Sahra Wagenknecht

Pokern um Irland. Banken retten, Bürger schröpfen.

Gastkommentar von Sahra Wagenknecht, erschienen in der jungen Welt am 20.11.2010

20.11.2010

Nächste Woche sollen die EU-Finanzhilfen für Irland stehen. Vorangegangen war ein zähes Ringen um die Art und Weise, wie in diesem Fall vorgegangen werden kann. Das Ziel war klar: Der irische Staat soll gestützt werden, damit er die irischen Banken retten kann, die sich im Immobilienrausch verzockt hatten. Dabei geht es vor allem um die Profite anderer europäischer Finanzkonzerne, darunter neben den britischen maßgeblich der deutschen, die mit bis zu 150 Milliarden Euro in Irland engagiert sein sollen. Wie eine solche Rettung allerdings zu bewerkstelligen ist, war unklar. Schließlich ist der EuroRettungsschirm vordergründig dafür konzipiert, Staaten vor dem Bankrott zu bewahren und nicht Geldinstitute. Irland jedoch ist derzeit gar nicht zahlungsunfähig. Daß sich die Krise überhaupt so zugespitzt hat, liegt vor allem daran, daß sich das Zinsniveau dank des Insolvenzgeplauders von Angela Merkel derart erhöht hat, daß Kredite für angeschlagene Staaten wie Irland immer teurer wurden. Also bemühen sich EU, Europäische Zentralbank und Internationaler Währungsfonds seit Tagen, Irland zu einer Einigung über das Rettungspaket zu nötigen – und entsprechende Auflagen zu vereinbaren.
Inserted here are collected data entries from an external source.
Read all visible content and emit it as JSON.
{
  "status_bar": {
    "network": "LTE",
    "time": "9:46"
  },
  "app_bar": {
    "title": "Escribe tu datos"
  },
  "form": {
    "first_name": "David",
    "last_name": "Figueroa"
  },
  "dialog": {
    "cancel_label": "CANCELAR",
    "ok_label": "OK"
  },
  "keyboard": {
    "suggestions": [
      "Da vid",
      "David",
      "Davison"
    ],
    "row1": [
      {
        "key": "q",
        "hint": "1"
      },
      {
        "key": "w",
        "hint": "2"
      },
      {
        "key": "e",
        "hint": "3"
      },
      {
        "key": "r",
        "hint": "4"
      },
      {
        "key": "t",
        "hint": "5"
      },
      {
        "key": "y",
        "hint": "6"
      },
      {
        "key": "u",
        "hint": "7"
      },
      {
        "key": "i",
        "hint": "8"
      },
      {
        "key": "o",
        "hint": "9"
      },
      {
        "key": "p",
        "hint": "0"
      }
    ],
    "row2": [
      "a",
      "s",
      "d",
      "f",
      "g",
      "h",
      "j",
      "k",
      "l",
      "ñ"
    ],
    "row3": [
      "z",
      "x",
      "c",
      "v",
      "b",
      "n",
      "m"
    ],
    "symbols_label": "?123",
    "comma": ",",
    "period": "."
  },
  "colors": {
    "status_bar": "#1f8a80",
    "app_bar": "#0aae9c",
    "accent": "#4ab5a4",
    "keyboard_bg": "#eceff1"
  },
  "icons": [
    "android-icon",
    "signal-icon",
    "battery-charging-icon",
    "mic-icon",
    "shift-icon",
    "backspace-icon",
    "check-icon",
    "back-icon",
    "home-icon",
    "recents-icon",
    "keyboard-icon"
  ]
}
So schwierig die Verhandlungen auch sind, in einer Sache herrscht Konsens: Die kontinentale Bankenrettung soll auf jeden Fall vom europäischen Steuerzahler bezahlt werden. Um festzuzurren, worum es geht, sprang auch EZB-Präsident Jean-Claude Trichet in die Bresche. Er mahnte vor dem Hintergrund der Irland-Krise eine Verschärfung des Stabilitätspaktes an. Dies ist zwar absurd, weil die Inselrepublik in der Vergangenheit, im Gegensatz beispielsweise zu Deutschland, überhaupt nicht gegen die Defizitregeln verstoßen hat. Die Misere Irlands ist nicht auf zu lasche Defizitregeln zurückzuführen, sondern auf einen jahrelangen Bauboom auf Pump, den die Banken mit endlosen Krediten ermöglicht haben, von denen jetzt ein großer Teil faul geworden ist. Dies dürfte auch Monsieur Trichet nicht entgangen sein. Worum es ihm allerdings mit seinem Vorstoß gehen dürfte, ist, die Marschroute klarzumachen. Der Stabilitätspakt ist schließlich immer ein probates Mittel, um den öffentlichen Ausgaben Daumenschrauben anzulegen. Geringer werden die Schulden dadurch in der Regel nicht.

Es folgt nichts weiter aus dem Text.